REVIEW - FED UP (STEPHANIE SOECHTIG)


Stephanie Soechtig's Fed Up warns us to beware the hazards in thinking that eating more 'healthily' and exercising more regularly will help us to lose weight. It also fails to provide an alternative, though its well-funded reach constructs a clear and compelling guide to leading a healthier lifestyle. More specifically, it turns the first world adage that prevention is better than cure on itself - a responsible strategy in the short-term, a pessimistic one in the long-term. Soechtig seems to express resignation to the idea that obesity is an epidemic of which we will never be rid; Fed Up's glossy, over-produced tone and aesthetic do a distressingly effective job at deflecting from such negativity, ditto the lack of regard to non-US nations.

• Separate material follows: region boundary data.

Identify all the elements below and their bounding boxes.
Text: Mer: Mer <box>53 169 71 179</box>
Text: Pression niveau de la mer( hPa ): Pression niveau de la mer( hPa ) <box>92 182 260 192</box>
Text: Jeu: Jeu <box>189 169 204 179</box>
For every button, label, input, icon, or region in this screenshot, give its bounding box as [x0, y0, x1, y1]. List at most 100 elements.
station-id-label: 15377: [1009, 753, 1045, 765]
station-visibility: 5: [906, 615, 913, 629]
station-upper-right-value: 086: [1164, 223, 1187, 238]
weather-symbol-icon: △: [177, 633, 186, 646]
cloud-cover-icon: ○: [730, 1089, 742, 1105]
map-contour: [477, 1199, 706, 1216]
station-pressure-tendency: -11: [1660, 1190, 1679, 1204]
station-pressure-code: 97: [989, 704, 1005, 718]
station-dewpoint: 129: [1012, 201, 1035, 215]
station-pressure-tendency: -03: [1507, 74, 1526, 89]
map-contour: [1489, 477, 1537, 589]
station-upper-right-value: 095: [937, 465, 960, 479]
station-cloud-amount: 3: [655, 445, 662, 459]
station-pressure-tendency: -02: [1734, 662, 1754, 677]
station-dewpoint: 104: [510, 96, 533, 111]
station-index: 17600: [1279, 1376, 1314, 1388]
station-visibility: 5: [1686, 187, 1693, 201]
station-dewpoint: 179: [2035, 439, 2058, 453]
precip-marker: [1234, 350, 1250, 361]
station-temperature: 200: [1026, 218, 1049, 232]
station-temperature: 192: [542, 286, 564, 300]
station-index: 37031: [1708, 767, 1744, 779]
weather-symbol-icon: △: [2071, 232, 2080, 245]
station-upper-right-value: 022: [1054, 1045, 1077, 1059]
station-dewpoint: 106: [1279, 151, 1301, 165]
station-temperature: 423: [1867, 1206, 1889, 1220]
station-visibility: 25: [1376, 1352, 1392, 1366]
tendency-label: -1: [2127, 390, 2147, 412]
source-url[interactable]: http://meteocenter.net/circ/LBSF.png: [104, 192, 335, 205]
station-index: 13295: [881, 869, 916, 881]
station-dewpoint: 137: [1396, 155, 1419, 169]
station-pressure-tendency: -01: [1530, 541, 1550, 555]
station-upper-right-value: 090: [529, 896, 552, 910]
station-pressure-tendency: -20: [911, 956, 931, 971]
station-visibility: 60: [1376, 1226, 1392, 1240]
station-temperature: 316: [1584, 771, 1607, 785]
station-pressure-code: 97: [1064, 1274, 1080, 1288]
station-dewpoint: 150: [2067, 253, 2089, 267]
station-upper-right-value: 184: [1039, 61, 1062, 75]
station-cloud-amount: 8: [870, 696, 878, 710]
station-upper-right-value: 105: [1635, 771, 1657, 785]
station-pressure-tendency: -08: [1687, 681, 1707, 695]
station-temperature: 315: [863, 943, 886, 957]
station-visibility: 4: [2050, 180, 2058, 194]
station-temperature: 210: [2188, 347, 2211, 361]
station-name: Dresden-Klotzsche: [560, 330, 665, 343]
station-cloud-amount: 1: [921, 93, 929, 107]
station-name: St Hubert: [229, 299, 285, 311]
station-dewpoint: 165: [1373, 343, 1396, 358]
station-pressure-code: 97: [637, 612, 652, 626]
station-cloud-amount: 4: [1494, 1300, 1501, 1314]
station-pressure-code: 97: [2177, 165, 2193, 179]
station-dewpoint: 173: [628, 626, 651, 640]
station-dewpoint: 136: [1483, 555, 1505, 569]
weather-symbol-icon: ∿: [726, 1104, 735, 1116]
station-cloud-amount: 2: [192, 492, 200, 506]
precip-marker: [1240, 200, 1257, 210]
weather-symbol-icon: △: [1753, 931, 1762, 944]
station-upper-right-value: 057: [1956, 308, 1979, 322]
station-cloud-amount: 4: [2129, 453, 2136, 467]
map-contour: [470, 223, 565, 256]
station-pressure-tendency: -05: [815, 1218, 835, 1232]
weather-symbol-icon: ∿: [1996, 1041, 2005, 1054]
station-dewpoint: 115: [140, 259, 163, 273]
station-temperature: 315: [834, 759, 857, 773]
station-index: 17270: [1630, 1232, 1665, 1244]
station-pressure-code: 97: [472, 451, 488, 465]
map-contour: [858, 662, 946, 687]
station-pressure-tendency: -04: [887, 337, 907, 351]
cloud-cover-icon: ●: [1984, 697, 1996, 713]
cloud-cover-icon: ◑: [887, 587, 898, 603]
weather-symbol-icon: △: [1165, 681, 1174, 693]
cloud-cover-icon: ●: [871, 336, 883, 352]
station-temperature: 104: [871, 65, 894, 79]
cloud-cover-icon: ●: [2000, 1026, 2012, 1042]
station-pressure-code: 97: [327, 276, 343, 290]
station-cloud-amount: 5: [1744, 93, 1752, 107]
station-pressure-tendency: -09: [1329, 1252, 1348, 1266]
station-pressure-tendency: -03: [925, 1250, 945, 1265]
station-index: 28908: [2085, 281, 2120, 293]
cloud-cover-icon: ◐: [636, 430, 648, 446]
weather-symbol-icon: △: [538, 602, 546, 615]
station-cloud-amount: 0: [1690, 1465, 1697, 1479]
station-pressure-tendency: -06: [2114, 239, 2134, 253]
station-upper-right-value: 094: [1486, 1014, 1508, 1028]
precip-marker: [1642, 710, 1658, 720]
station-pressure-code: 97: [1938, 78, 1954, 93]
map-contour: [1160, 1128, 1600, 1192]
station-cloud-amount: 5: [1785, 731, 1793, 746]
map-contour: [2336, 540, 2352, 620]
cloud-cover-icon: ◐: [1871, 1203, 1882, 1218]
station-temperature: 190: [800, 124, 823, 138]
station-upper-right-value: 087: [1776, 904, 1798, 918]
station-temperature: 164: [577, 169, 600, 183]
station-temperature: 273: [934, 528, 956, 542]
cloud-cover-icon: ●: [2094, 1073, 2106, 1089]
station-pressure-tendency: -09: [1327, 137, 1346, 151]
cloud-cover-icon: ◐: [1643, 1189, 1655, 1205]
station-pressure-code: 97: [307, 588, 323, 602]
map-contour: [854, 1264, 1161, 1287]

It's here that the movie's purpose as polemic is most pointed: Fed Up is designed to change the minds and the attitudes of Americans alone, which is a noble purpose before one reaches the word 'alone'. Perhaps a more dedicated focus on the hideousness of the first world's greed set against the third world's despair wouldn't have fulfilled said purpose, but it might have made for a more potent film. As propaganda, it's a strong piece of work, though, albeit one that proposes political solutions to problems engendered by the machinations of modern-day politics. The film's radical spirit is M.I.A., but what it lacks in integrity it makes up for in accuracy. The supposedly shocking list of parties who declined interview that appears at Fed Up's close is impressively brief - the involvement of Katie Couric and the Weinsteins seems to have opened up lucrative avenues for sophomore director Soechtig. And she at least raises a number of pressing points, primed to be picked up on by attentive viewers; those who may find those points old news may be impressed by the film's convincing arsenal of horrifying facts and figures. Fed Up's point in general may be garbled, or it may be just off-target, but there's enough material of genuine heft in here to make it vital viewing for anyone concerned about obesity today.